The Velvet Underground & Nico
s/t
And from one classic we move on to another.
The first copies of the album invited "Peel slowly and see". When the banana took off, another one appeared under flesh color, very Warhol everything.
UFO
Phenomenon
Again Hipgnosis is behind this cover of the British hard rock band of the seventies. It is one of the key records for British bands born in the late seventies and early eighties as Iron Maiden, who used to make a version of the theme "Doctor Doctor" in many of their live shows.
Average White Band
The best of
Laurence Hoadley was in charge of the art of this compilation of the Scottish band that so much influenced to giants like The Brand New Heavies or Incognito.
Supertramp
...Famous last words...
Mike Dowd and Norman Moore made this cover that, at the time of its launch, many people interpreted for both the title and the image as a possible dissolution of the group.
The Beatles
Sgt. Pepper's Lonely Hearts Club Band
The Beatles' eighth studio album, as everyone knows, contains lots of trivia.
We can see several celebrities who accompany the British band, such as Edgar Allan Poe, Bob Dylan, Marilyn Monroe, Marlon Brando and even Albert Einstein.
Many fans see in her allusions to the supposed death of Paul: the car that appears in the bottom right, symbolizing the accident that caused the death of Paul, the bass formed by yellow flowers and that only has three strings, the same members Of the band that would remain alive; Or the hand that appears on Paul's head, which is a Hindu symbol related to death.
Come on, this cover gives a spectacular game for everyone with conspiracy thinking.
Chicago
Chicago 13
The fabulous Gary Meyer was in charge of making the spectacular illustration of the cover of this album of the 79. The rest of the design was in charge of Tony Lane. I have to say that all the covers in this band are great.
David Bowie
Aladdin Sane
Getting the cover of a disc to end up being a pop icon is something that has happened 3 or 4 times in history, and this is one of them. Brian Duffy was the photographer who immortalized Bowie's makeup by Algerian Pierre La Roche.
A curiosity about the title of this album: it is a play on words that hides A lad insane (a crazy man) in honor of his schizophrenic brother.
Grace Jones
Island life
The duo formed by Grace Jones and designer Jean-Paul Goude is one of the most successful and recognized in the history of music.

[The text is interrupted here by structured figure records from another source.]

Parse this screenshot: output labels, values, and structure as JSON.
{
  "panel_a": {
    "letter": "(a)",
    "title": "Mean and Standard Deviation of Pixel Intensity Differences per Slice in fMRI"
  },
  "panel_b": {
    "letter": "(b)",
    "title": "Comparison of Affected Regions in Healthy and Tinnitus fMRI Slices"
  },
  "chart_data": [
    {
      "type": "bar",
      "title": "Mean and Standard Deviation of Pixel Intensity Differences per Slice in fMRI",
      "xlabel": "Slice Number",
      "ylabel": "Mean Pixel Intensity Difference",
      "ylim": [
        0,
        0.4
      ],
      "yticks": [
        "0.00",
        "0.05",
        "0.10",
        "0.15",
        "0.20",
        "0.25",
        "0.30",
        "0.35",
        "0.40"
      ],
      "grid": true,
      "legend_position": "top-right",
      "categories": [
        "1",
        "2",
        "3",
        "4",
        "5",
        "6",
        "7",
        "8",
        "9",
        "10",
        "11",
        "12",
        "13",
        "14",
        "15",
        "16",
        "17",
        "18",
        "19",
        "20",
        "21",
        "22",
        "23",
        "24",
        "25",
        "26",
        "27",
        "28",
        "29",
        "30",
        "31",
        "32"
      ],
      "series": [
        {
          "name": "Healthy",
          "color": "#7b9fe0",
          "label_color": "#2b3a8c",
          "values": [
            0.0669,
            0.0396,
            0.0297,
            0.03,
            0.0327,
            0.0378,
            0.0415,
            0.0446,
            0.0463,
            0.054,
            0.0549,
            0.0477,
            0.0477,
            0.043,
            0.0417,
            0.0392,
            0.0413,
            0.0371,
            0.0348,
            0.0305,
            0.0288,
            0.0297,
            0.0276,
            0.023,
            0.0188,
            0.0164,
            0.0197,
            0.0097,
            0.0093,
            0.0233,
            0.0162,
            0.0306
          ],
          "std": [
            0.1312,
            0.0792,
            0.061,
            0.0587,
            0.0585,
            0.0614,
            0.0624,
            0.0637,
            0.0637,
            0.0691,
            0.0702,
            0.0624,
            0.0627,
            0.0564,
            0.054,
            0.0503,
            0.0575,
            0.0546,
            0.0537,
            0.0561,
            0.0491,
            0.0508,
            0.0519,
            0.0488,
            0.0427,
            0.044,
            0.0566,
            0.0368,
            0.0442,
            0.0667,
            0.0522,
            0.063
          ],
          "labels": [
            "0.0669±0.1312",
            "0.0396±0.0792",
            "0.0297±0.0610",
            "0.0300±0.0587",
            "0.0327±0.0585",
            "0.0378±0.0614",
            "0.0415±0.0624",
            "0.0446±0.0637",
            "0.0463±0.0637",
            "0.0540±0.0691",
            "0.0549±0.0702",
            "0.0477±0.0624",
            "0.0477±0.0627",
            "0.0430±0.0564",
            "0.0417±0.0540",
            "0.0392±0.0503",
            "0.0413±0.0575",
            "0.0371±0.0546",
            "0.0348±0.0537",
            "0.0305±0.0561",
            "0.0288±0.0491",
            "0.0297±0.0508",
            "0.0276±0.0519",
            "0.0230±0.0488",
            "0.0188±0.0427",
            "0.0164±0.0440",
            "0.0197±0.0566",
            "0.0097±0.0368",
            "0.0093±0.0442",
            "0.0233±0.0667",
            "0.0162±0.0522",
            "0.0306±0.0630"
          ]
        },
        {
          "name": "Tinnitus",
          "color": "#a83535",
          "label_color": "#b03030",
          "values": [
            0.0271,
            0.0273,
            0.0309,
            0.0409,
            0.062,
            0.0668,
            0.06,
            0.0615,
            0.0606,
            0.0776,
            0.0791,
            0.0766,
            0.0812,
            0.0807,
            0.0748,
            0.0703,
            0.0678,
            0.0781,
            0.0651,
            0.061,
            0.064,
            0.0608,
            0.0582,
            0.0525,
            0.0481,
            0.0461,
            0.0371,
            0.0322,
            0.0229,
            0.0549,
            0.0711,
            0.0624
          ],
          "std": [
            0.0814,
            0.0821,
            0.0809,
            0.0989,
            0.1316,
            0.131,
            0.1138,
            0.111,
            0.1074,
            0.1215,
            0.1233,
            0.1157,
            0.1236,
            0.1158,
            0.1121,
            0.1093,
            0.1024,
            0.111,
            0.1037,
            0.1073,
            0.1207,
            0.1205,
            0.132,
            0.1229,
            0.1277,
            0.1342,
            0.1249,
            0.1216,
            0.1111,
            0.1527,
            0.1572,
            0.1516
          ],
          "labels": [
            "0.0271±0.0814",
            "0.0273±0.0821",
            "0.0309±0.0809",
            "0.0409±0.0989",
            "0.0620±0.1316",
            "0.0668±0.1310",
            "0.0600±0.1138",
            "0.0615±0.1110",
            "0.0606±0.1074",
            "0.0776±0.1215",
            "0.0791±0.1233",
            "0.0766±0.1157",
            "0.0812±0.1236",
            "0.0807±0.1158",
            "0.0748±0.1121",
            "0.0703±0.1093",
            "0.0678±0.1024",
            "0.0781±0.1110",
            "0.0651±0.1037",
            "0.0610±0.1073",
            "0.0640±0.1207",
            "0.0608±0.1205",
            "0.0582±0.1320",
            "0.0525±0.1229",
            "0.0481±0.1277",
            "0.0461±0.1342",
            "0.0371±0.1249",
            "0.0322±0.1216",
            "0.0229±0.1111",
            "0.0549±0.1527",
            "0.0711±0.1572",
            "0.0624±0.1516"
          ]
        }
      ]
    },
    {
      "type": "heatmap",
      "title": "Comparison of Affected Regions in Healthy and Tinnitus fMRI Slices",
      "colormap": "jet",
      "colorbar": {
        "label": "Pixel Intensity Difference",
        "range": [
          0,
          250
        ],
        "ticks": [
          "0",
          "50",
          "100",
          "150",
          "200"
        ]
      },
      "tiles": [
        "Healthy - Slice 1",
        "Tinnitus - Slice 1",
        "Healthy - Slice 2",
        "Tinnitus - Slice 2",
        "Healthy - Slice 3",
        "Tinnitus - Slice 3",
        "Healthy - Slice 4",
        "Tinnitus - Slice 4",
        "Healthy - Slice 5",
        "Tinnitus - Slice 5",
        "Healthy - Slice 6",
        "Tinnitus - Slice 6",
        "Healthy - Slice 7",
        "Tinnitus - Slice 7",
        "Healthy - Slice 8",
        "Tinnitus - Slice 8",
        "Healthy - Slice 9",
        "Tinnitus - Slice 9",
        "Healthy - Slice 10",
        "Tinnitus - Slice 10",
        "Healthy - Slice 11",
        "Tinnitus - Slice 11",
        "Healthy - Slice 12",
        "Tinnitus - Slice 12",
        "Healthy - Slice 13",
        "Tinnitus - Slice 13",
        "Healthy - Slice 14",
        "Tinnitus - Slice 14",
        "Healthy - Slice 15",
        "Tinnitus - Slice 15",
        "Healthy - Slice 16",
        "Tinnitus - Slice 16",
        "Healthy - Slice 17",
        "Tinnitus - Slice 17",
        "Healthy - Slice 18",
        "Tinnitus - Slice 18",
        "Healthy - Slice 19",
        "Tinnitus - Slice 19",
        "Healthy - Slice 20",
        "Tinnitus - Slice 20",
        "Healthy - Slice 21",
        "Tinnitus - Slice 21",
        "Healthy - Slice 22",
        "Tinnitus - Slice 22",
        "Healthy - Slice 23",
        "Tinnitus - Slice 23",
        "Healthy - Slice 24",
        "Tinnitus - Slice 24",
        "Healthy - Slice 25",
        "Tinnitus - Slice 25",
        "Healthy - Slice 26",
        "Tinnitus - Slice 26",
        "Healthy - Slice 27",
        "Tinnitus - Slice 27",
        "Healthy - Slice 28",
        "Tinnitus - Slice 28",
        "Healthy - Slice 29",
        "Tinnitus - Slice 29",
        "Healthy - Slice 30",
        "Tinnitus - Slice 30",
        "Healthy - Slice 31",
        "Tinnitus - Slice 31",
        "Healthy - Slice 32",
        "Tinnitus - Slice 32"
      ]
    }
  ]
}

Everything that each one is, owes it to the other. They created together an imaginary difficult to overcome and that continues to influence artists and designers today.
Joy Division
Unknown Pleasures
That on your first record do not put either the title of the same, nor the name of the band, is to have them square. If in addition, in the contra you do not put the typical list of songs is that, one of two, or you are a fucking genius, or you are like a goat. Time has shown that it came first.
Peter Saville, the designer, explained that the image is the reproduction of 100 pulses of the first pulsar discovered (the pulsar is a type of star emitting pulses of electromagnetic radiation periodically). No one knew for sure where this image first appeared, which already illustrated a book by the University of Cambridge in 77. Until a specialist in doctoral theses of the University of Cornell drafted between the period 1968 and 1970 discovered that the image Was part of a paper by Harold D. Craft titled Radio Observations of pulse profiles and twelve-pulse dispersion measurements..
So far my "small" list of the best covers in the history of music, aware that I could have included many more, and doubting if I miss any that I wanted to appear, but that with such saturation has remained in the inkwell. At some point you have to put the end point and this moment seems fine.